Abstract

To report and demonstrate a case of a laparoscopic repair of an intrauterine fallopian tube incarceration as complication of curettage. A step-by-step explanation of the surgery using video (instructive video) (Canadian Task Force classification III). University Hospital Estaing, Clermont-Ferrand, France. A 29-year-old woman experiencing a nonevolving pregnancy at 8 weeks underwent curettage. After 9 months, she complained of abnormal vaginal discharge. Ultrasound evaluation showed a right parauterine mass. She reported a maternal medical history of ovarian cancer in a context of Lynch syndrome. Magnetic resonance imaging revealed a right hydrosalpinx 12 mm in diameter, with a suspect fimbriaelesion of the tube and a 7-mm endometriosis nodule of the uterine torus. We decided to explore the fallopian tube by laparoscopy and to perform hysteroscopy.
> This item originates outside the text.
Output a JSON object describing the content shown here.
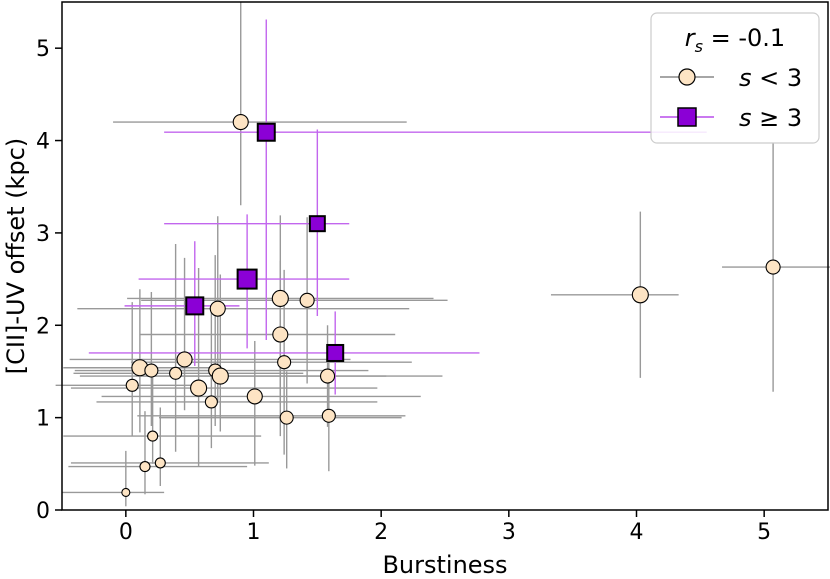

A fallopian tube incarceration was suspected during hysteroscopy: a defect of the uterine wall was observed, throughwhich there was protrusion of a tubal fimbriae. The laparoscopic view of the pelvis confirmed incarceration of the right fallopian tube through the uterine wall. It was carefully extracted out of the uterine defect, and the uterine wall defect was repaired with an X-point using Monocryl 1. A tubal patency test was performed, which was positive on both sides. Because phimosis responsible for the hydrosalpinx had been treated, salpingectomy was not performed. Curettage for miscarriage or undesired pregnancy is not exempt from complications, such as hemorrhage, simple perforation, and infection. Intrauterine fallopian tube incarceration is uncommon but can affect fertility. This diagnosis is important to avoid destruction of the fimbriae and necrosis of the tube and also to reduce the risk of ectopic pregnancy.